I guess my point is, don't let doctors push you around! Not about your own health, or your child's health. I think they do that a lot, to a lot of people, because they think they need to seem important, like they are the alpha dogs and we are all just mongrels in their pack.  And I guess another point I tried to make is do your best to not take what you have in life for granted. Back when Lu was 9 months old, the new pediatrician we went to see because we had just moved here encouraged me to NOT have her evaluated by Early Intervention, even though she was not crawling, pushing up on her arms, or bearing any weight through her legs. That was my first experience with saying to myself, "He might be the doctor, but he is not the alpha dog of me and I'll do whatever I think is best for my baby!" And I did have her evaluated, and at that time she (oddly) didn't qualify, but 3 months later, when she still had made no progress, she did. And that was also the beginning of learning what it does really mean to not just be able to assume and take for granted that things in life will go your way. 

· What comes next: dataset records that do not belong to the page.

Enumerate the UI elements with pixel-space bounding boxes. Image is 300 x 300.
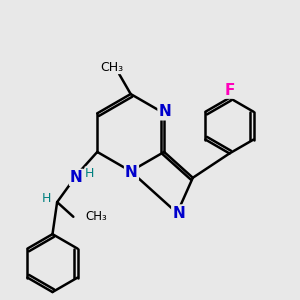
Text: N: N: [70, 170, 83, 185]
Text: CH₃: CH₃: [100, 61, 124, 74]
Text: N: N: [158, 104, 171, 119]
Text: F: F: [224, 82, 235, 98]
Text: N: N: [125, 164, 138, 179]
Text: H: H: [85, 167, 94, 180]
Text: CH₃: CH₃: [85, 210, 107, 223]
Text: N: N: [172, 206, 185, 220]
Text: H: H: [42, 192, 51, 205]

Rett Syndrome is a bully. It is the type of bully that is relentless. Chad and I are the type of people who stand up to bullies. And Rett Syndrome is the type of bully who just when you think you have fought hard enough to keep it at bay for awhile,  it sneaks around a corner and kicks you in the face. I have said more than anyone over these last months that I believed Lu's episodes were seizures, but I still had a really hard time getting the actual confirmation yesterday. 

Today's a new day, I'll get over it, to whatever extent a parent gets over these types of things.  It just makes for one more thing to worry about when we go somewhere. It's just one more reason why no one besides my mom and dad can take care of Lu if we want to go on a date, because there is just too much to know and do for people who don't see her everyday. It's just one more thing.